D'après l'esprit de ses lois, l'État d'Israël appartient davantage à des personnes non israéliennes qu'à l'ensemble des citoyens qui y résident.
Il s'affirme plus comme le patrimoine national des "nouveaux juifs" du monde (Paul Wolfowitz, ancien président de la banque mondiale, lord Michael Levy, le célèbre philanthrope britannique, Dominique Strauss-Kahn, ancien directeurc général du FMI, oû Vladimir Gusinsky, l'oligarque russe résident en Espagne) QUE les 20% de ses citoyens identifiés comme arabes, dont les parents, les grand-parents et les arrière-grand-parents sont nés sur son territoire.
Ainsi, certains nababs, du monde entier, d'origine juive se sentent le droit d'intervenir dans la vie d'Israël : en investissant dans les médias et dans le dispositif politique, ils influent de plus en plus sur ses dirigeants et sur ses orientations.
On trouve aussi parmi les "nouveaux juifs"des intellectuels qui savent que l'État des juifs est à eux.
Bernard-Henri Lévy, Alan Dershowitz, Alexandre Adler ou Howard Jacobson, David Horowitz ou Henryk Broder, et des dizaines d'autres adeptes du sionisme, actifs dans divers champs des médias de masse, ne se trompent pas dans leurs préférences politiques : contrairement à ce que furent Moscou pour les anciens communistes non soviétiques et Pékin pour les maoïstes des années 1960, Jérusalem est bien leur propriété.
Ils n'ont pas à connaître, pour cela, l'histoire ou la géographie du lieu ni à apprendre ses langues (l'hébreu ou l'arabe), y travailler, y payer des impôts ou, à Dieu ne plaise, s'engager dans son armée !
Il leur suffit d'effectuer une brève visite en Israël, d'obtenir une carte d'identité, d'y acquérir une résidence secondaire, avant de s'en retourner à leur culture nationale et à leur langue maternelle, tout en demeurant pour l'éternité propriétaires de l'État juif; quelle chance de naître d'une mère juive !
Les habitants arabes d'Israël, en revanche, s'ils épousent une Palestinienne des territoires occupés, n'auront pas le droit de la faire venir en Israël de peur qu'elle n'en devienne citoyenne et n'augmente par là même le nombre de non-juifs en Terre promise.

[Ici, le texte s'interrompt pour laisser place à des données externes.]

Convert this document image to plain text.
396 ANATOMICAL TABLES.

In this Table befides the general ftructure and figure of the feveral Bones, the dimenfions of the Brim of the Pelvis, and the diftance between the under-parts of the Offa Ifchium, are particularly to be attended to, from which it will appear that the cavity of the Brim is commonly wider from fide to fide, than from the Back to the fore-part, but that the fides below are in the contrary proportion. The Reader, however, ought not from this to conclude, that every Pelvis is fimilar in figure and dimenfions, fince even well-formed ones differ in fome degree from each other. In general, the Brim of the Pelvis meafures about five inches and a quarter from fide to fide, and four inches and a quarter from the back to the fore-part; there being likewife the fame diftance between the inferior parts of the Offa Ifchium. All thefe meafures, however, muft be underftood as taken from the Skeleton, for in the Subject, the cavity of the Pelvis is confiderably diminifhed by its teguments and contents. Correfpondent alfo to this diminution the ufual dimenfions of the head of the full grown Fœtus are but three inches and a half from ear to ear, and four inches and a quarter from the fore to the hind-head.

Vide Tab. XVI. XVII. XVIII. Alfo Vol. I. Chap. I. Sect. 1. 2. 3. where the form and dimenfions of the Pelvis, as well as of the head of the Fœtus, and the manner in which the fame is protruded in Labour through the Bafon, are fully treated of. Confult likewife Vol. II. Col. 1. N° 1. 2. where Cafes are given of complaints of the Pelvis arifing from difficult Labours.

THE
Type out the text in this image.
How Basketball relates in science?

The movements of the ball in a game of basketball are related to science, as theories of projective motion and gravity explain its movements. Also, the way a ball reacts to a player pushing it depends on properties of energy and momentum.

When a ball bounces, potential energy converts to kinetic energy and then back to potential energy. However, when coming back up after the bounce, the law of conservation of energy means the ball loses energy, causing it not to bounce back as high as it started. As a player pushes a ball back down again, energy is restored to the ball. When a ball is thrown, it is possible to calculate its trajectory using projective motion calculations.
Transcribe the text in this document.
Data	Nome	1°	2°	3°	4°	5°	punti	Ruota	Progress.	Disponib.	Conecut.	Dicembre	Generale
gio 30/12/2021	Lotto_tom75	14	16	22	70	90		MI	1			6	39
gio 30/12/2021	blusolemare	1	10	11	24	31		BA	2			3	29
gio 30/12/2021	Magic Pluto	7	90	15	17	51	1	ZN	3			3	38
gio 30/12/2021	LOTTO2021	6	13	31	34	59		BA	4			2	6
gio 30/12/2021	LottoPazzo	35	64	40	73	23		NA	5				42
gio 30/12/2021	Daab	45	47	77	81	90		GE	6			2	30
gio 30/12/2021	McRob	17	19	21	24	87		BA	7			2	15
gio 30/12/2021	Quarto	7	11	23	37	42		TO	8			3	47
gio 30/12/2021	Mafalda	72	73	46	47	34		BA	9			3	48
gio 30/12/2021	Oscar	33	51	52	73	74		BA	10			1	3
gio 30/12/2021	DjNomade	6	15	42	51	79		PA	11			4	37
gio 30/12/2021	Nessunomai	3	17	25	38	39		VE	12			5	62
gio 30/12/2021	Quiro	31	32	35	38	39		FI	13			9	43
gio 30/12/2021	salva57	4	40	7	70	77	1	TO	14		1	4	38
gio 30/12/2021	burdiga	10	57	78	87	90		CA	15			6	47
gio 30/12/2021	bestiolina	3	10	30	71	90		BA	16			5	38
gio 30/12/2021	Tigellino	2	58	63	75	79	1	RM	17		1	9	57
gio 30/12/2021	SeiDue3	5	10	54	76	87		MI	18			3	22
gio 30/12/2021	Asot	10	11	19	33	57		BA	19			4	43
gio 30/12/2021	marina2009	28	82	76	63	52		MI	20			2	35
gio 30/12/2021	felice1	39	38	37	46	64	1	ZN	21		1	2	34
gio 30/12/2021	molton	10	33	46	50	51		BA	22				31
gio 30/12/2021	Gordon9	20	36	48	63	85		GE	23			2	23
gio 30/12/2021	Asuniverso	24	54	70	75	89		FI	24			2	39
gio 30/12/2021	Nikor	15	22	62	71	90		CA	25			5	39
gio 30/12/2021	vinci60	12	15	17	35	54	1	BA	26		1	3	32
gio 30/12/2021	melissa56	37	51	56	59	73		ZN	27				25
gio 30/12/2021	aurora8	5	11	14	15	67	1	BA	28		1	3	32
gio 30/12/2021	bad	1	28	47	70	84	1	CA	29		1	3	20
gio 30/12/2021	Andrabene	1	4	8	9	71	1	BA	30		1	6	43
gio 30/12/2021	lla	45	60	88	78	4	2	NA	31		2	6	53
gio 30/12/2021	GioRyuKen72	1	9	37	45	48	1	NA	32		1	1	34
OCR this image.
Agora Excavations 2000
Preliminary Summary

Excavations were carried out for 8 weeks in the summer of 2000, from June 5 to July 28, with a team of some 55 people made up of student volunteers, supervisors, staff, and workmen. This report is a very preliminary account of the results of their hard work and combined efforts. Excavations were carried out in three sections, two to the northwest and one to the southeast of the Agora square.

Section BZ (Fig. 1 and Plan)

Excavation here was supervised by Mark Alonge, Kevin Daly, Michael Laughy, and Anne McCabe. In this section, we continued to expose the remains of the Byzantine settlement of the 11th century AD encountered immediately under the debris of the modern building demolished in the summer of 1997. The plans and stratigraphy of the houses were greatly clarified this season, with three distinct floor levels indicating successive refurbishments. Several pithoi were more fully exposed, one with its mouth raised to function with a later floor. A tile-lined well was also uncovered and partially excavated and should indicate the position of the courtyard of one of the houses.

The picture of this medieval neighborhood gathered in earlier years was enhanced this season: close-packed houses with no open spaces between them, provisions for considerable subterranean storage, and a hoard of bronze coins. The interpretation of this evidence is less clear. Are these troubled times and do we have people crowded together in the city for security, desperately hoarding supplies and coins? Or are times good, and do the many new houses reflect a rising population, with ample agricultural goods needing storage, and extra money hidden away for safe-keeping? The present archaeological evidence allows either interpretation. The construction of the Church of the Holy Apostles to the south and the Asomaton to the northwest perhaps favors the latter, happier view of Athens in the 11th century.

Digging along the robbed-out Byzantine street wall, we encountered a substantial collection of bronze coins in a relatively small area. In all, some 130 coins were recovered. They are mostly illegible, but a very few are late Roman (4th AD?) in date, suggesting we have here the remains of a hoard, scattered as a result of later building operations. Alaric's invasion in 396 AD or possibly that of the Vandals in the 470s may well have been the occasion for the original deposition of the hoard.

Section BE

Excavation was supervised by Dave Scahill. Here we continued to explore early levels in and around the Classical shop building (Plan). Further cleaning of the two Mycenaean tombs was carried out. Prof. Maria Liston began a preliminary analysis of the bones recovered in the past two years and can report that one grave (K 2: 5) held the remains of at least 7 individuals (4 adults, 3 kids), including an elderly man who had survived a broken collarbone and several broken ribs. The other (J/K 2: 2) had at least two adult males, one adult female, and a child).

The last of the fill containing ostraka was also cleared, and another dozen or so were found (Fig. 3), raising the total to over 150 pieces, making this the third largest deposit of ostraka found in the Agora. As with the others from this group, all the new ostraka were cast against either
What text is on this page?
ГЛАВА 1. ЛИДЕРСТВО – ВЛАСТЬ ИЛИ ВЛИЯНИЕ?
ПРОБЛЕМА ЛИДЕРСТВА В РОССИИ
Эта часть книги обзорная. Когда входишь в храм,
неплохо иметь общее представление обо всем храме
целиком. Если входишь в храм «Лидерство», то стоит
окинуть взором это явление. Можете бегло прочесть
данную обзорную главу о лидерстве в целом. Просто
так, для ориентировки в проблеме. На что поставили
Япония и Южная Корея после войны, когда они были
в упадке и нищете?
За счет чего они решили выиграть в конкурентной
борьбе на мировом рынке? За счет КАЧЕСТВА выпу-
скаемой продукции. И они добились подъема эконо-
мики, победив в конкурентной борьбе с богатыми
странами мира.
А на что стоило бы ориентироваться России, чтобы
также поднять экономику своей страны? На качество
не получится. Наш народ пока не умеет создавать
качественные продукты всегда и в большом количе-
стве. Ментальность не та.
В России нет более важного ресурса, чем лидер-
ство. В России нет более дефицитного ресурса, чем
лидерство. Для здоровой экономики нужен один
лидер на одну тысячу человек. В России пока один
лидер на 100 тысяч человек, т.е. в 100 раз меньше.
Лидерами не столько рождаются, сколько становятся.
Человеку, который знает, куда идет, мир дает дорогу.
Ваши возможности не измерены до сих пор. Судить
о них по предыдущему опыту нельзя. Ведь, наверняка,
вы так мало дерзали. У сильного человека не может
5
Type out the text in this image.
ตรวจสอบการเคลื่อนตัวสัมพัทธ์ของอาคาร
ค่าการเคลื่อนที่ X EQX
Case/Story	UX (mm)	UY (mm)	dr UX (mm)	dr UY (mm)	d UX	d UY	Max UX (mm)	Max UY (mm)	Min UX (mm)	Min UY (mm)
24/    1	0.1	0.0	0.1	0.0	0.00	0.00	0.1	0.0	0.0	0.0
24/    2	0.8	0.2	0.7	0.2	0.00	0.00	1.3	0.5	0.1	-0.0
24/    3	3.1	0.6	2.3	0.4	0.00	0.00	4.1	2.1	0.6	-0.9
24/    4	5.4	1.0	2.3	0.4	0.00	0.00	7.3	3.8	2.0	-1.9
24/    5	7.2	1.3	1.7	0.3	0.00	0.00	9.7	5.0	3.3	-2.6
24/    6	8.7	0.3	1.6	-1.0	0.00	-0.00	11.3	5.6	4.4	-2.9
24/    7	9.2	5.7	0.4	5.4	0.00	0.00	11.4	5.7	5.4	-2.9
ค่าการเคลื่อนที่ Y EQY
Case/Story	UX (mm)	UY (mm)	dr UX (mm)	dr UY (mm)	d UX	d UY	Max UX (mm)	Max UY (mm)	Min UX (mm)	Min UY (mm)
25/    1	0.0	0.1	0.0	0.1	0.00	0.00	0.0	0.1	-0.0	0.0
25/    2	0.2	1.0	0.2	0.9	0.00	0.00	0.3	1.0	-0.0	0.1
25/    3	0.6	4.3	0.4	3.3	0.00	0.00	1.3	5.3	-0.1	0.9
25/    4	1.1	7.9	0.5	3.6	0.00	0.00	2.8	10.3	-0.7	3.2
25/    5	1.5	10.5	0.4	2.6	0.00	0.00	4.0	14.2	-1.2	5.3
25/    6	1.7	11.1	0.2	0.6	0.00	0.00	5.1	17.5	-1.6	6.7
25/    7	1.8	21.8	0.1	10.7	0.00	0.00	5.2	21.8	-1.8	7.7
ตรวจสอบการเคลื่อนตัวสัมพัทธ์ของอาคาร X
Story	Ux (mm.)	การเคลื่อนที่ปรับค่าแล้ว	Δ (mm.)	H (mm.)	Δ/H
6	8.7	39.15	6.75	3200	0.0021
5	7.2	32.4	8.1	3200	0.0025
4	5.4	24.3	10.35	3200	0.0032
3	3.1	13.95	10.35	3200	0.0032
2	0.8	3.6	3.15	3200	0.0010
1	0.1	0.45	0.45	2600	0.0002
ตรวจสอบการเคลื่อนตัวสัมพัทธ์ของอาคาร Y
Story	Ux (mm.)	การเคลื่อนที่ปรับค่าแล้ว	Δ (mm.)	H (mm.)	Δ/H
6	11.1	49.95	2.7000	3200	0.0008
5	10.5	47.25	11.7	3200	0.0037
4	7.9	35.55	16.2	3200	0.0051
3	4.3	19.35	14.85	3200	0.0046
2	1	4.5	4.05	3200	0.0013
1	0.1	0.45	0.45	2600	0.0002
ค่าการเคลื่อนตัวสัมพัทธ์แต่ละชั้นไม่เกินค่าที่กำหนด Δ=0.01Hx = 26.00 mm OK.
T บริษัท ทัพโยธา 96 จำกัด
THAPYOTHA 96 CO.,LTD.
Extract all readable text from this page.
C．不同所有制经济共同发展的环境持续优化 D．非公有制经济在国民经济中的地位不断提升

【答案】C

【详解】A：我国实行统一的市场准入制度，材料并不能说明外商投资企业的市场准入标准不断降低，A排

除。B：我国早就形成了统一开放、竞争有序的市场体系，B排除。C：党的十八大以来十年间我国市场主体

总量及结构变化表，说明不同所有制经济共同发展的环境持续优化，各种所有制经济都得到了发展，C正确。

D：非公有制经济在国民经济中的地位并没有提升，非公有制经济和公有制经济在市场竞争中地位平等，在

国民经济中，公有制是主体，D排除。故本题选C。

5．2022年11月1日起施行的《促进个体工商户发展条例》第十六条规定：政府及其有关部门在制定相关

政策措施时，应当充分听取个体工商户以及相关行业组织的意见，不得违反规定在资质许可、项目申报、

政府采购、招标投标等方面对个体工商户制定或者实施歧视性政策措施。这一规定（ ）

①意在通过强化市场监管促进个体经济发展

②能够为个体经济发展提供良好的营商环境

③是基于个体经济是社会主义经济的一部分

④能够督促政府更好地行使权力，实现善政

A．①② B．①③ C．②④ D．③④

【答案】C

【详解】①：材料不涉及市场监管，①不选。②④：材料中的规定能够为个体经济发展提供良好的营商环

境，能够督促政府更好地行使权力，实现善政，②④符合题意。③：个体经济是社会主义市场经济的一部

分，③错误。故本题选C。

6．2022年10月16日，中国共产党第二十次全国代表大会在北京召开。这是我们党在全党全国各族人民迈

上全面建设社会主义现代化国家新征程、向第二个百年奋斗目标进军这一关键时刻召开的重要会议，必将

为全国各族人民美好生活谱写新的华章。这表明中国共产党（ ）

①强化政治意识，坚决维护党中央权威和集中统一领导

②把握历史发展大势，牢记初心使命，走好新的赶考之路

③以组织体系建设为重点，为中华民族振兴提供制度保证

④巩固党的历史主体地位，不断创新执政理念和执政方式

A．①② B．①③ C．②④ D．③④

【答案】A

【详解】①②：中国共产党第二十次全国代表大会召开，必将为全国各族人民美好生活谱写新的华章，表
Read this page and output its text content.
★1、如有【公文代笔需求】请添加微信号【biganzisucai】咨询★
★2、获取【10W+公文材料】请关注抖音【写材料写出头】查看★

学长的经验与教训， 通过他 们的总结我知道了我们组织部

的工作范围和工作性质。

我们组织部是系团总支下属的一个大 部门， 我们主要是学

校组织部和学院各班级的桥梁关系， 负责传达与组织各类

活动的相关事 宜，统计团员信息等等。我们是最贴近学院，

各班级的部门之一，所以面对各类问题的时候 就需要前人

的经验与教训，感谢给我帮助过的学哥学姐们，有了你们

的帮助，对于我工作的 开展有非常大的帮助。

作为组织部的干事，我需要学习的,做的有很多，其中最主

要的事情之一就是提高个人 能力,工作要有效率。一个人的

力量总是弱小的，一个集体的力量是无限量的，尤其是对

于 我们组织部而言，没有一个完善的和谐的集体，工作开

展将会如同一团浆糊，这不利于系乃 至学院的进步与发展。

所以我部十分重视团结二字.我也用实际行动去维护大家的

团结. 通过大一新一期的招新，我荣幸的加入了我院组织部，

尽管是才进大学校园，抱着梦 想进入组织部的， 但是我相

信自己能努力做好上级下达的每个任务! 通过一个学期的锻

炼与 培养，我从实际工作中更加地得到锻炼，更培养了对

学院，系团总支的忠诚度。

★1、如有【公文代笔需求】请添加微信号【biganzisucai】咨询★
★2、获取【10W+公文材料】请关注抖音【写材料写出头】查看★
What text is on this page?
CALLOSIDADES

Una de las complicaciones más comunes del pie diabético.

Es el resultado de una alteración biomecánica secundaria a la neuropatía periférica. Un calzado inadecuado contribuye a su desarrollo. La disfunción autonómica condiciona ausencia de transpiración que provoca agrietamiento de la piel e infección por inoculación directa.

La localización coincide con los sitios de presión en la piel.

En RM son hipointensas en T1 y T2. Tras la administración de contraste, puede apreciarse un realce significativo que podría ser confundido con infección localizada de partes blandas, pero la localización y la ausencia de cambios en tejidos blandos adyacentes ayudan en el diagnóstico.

Soyons exacts : si un immigrant identifié comme juif arrive de Russie ou des États-Unis avec son épouse non juive, celle-ci aura droit à la citoyenneté, mais ni elle ni ses enfants ne seront considérés comme juifs, sauf à se convertir selon la loi religieuse.
AU PAYS DES "NOUVEAUX JUIFS"
Autrement dit, au pays des "nouveaux juifs", le fait de ne pas être arabe l'emporte sur le fait de ne pas être juif.
Les immigrés "blancs" venus d'Europe ou d'Amérique, bien que non-juifs, ont toujours bénéficié d'un accueil plus tolérant.
pour amoindrir le poids démographique des Arabes, il a même été jugé préférable d'affadir un peu l'État juif par dilution de non-juifs à condition qu'ils soient européens blancs.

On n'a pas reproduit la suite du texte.